This garden artist is bringing topiary—and its life lessons—to communities across the South

Columbia, South Carolina, topiary artist Michael P. Gibson’s style is all his own.

“I need to find a way to make people happy—not just by what I create, but by teaching them how to create,” says topiary artist Michael P. Gibson.

That’s because he knows better than anyone how impactful sculpting nature can be. “Topiary is something that should be taught at a younger age, just the philosophy of it,” Gibson says. “There are so many life lessons: It teaches you patience and how to focus… I was a troubled kid in school and was always getting suspended, and you know, topiary was something of an escape.”

With a certificate of mastery in therapeutic horticulture, he now schools students of all ages, using this practice as a catalyst for healing. He’s also currently working on a new sensory garden at Edisto Discovery Park in Columbia, South Carolina, where visitors can come to learn and connect with nature and—hopefully—take a bit of that wonder home with them too.

It’s a fitting development for Gibson, who’s been dedicated to making things more beautiful for as long as he can recall—a passion that he credits to his father (an artist) and his mother (a cosmetologist). “My parents instilled this creative bug in me,” he says of growing up in Youngstown, Ohio. “They both showed me how to think outside the box.”

His father, a Navy veteran, also passed down his appreciation for a precisely manicured yard. Gibson became comfortable with shears early: He was clipping shrubs at 7 years old and cutting hair soon after. In high school, he mowed lawns and trimmed hedges to make extra cash, but it wasn’t really about the money. “It became therapeutic for me at a young age,” he says.

He continued doing yard work through college and then whenever he had spare time during his various sales jobs. He mowed lawns and cleaned gutters, but his real interest was delighting his customers by transforming their overgrown bushes.

By 2014, Gibson was seeing his “property art” as a way to inspire the people of Youngstown, who were working toward revitalizing the local economy. “There was all this blight—but all this beauty,” he remembers. “I saw blank canvases.” He set out on a mission to produce 330 topiaries, a number referencing his hometown’s area code, and started documenting his pieces.

A couple of years into honing his craft, Gibson—who had until then focused on cultivating his own ideas rather than studying those who had come before him—discovered South Carolina topiary pioneer Pearl Fryar, another self-taught Black artist with similar talent and vision.

“I was doing some really great designs, but then I stumbled across Pearl Fryar, and that changed my life,” he says of his first visit to Fryar’s legendary Bishopville garden in 2016. Gibson emphasized the sentiment in a tribute to the creative after he passed away in April, calling him “an integral part to my story and career.”

An eager recipient of the more experienced artist’s deep knowledge, Gibson took a few trips back and forth between Bishopville and Youngstown, learning everything he could.
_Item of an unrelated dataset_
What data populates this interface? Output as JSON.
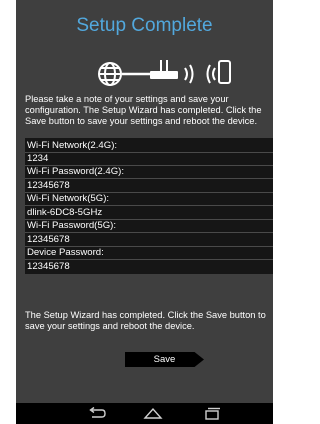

Then, in 2021, he became the artist in residence there. He relocated his family to nearby Columbia and spent a year reviving the Pearl Fryar Topiary Garden, which had been in decline due to Fryar’s health.

That position, plus an appearance on the HGTV competition show Clipped, secured Gibson’s place as a standout in his own right. He began traveling around the country giving lectures and offering his expertise to museums and other organizations—work that he’s continuing these days through partnerships with places like Edisto Discovery Park. As for what comes next, he hopes to one day establish an institute and apprenticeship program to train the next generation.

“I always say, ‘I can’t be everywhere, but if I teach people how to do topiary, it creates a domino effect when they go back to their neighborhoods,’” Gibson explains. “Beautiful neighborhoods domino into beautiful cities, beautiful states, and a more beautiful country.”